PIF also claimed that it was entitled to $192,236.48 of attorney's fees that it incurred in prosecuting its suit. However, PIF moved for and obtained summary judgment solely on its fraud claim, and a plaintiff may not recover attorney's fees in a common-law fraud action. Alexander v. Kent, 480 S.W.3d 676, 698 (Tex. App.-Fort Worth 2015, no pet.) (citing MBM Fin. Corp. v. The Woodlands Operating Co., L.P., 292 S.W.3d 660, 667 (Tex. 2009), among others).

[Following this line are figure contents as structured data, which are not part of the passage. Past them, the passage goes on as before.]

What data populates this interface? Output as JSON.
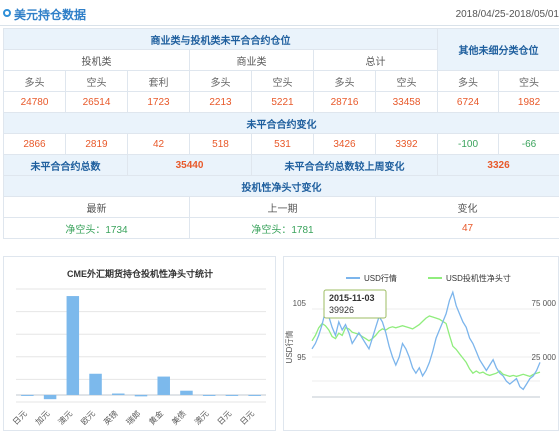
{
  "header": {
    "title": "美元持仓数据",
    "date_range": "2018/04/25-2018/05/01"
  },
  "table": {
    "group_commercial": "商业类与投机类未平合合约仓位",
    "group_other": "其他未细分类仓位",
    "col_spec": "投机类",
    "col_comm": "商业类",
    "col_total": "总计",
    "long": "多头",
    "short": "空头",
    "arb": "套利",
    "positions": {
      "spec_long": "24780",
      "spec_short": "26514",
      "spec_arb": "1723",
      "comm_long": "2213",
      "comm_short": "5221",
      "total_long": "28716",
      "total_short": "33458",
      "other_long": "6724",
      "other_short": "1982"
    },
    "change_title": "未平合合约变化",
    "changes": {
      "spec_long": "2866",
      "spec_short": "2819",
      "spec_arb": "42",
      "comm_long": "518",
      "comm_short": "531",
      "total_long": "3426",
      "total_short": "3392",
      "other_long": "-100",
      "other_short": "-66"
    },
    "oi_total_label": "未平合合约总数",
    "oi_total": "35440",
    "oi_change_label": "未平合合约总数较上周变化",
    "oi_change": "3326",
    "net_title": "投机性净头寸变化",
    "latest_label": "最新",
    "prev_label": "上一期",
    "change_label": "变化",
    "latest": "净空头：1734",
    "prev": "净空头：1781",
    "net_change": "47"
  },
  "bar_panel": {
    "title": "CME外汇期货持仓投机性净头寸统计"
  },
  "chart_data": [
    {
      "type": "bar",
      "title": "CME外汇期货持仓投机性净头寸统计",
      "categories": [
        "日元",
        "加元",
        "澳元",
        "欧元",
        "英镑",
        "瑞郎",
        "黄金",
        "美债",
        "澳元",
        "日元",
        "日元"
      ],
      "values": [
        0,
        -3,
        70,
        15,
        1,
        -1,
        13,
        3,
        0,
        0,
        0
      ],
      "ylim": [
        -5,
        75
      ],
      "grid": true,
      "colors": {
        "bar": "#7cb9ec"
      }
    },
    {
      "type": "line",
      "legend": [
        "USD行情",
        "USD投机性净头寸"
      ],
      "legend_position": "top",
      "y_left_ticks": [
        "105",
        "95"
      ],
      "y_right_ticks": [
        "75 000",
        "25 000"
      ],
      "ylabel_left": "USD行情",
      "tooltip": {
        "date": "2015-11-03",
        "value": "39926"
      },
      "series": [
        {
          "name": "USD行情",
          "color": "#7cb5ec",
          "values": [
            96.5,
            97.5,
            99,
            101,
            103.5,
            102.5,
            100.5,
            99,
            101.5,
            100,
            101,
            99.5,
            97.5,
            98.5,
            99.5,
            98.5,
            97.5,
            96.5,
            98.5,
            100.5,
            102.5,
            101.5,
            99.5,
            97,
            95,
            93.5,
            95,
            97.5,
            96.5,
            95,
            93,
            92,
            93,
            91.5,
            92.5,
            94,
            96,
            98.5,
            100,
            101.5,
            103,
            105.5,
            107,
            104.5,
            103,
            101.5,
            100.5,
            98.5,
            97.5,
            96,
            94.5,
            93.5,
            92.5,
            93.5,
            94.5,
            93,
            92,
            91.5,
            90.5,
            90,
            90.5,
            91,
            89.5,
            89,
            90,
            91,
            91.5,
            92.5,
            94
          ]
        },
        {
          "name": "USD投机性净头寸",
          "color": "#90ed7d",
          "values": [
            40000,
            45000,
            52000,
            56000,
            54000,
            50000,
            44000,
            42000,
            47000,
            45000,
            52000,
            51000,
            48000,
            47000,
            46000,
            44000,
            42000,
            40000,
            42000,
            45000,
            49000,
            51000,
            50000,
            52000,
            53000,
            52000,
            53000,
            54000,
            53000,
            52000,
            51000,
            53000,
            55000,
            58000,
            61000,
            63000,
            62000,
            61000,
            60000,
            58000,
            56000,
            45000,
            35000,
            32000,
            28000,
            24000,
            20000,
            14000,
            10000,
            12000,
            10000,
            11000,
            9000,
            8000,
            9000,
            10000,
            12000,
            9000,
            8000,
            7000,
            8000,
            7000,
            8000,
            9000,
            8000,
            7000,
            9000,
            10000,
            11000
          ]
        }
      ],
      "colors": {
        "tooltip_border": "#9cbc63"
      }
    }
  ]
}
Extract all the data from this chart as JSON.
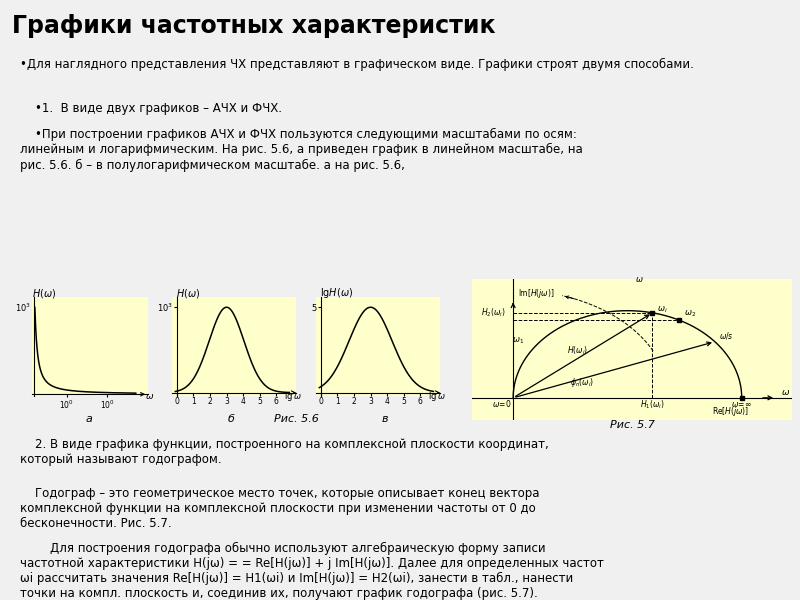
{
  "title": "Графики частотных характеристик",
  "title_bg": "#c8e6a0",
  "content_bg": "#ffffcc",
  "white_bg": "#f0f0f0",
  "text_color": "#000000",
  "title_fontsize": 17,
  "body_fontsize": 8.5,
  "para1": "•Для наглядного представления ЧХ представляют в графическом виде. Графики строят двумя способами.",
  "para2": "    •1.  В виде двух графиков – АЧХ и ФЧХ.",
  "para3": "    •При построении графиков АЧХ и ФЧХ пользуются следующими масштабами по осям:\nлинейным и логарифмическим. На рис. 5.6, а приведен график в линейном масштабе, на\nрис. 5.6. б – в полулогарифмическом масштабе. а на рис. 5.6,",
  "para4": "    2. В виде графика функции, построенного на комплексной плоскости координат,\nкоторый называют годографом.",
  "para5": "    Годограф – это геометрическое место точек, которые описывает конец вектора\nкомплексной функции на комплексной плоскости при изменении частоты от 0 до\nбесконечности. Рис. 5.7.",
  "para6": "        Для построения годографа обычно используют алгебраическую форму записи\nчастотной характеристики H(jω) = = Re[H(jω)] + j Im[H(jω)]. Далее для определенных частот\nωi рассчитать значения Re[H(jω)] = H1(ωi) и Im[H(jω)] = H2(ωi), занести в табл., нанести\nточки на компл. плоскость и, соединив их, получают график годографа (рис. 5.7)."
}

There are other potential issues with PIF's evidence of damages, but the foregoing discussion suffices to demonstrate that PIF has not shown that it is entitled to judgment as a matter of law.
We therefore conclude that the summary judgment was in error. We sustain Bauer and Braxton's first issue. This renders it unnecessary to consider their second issue and their other arguments attacking the summary judgment, which would afford them no greater relief.
III. Conclusion
We reverse the trial court's judgment and remand the case for further proceedings consistent with this opinion.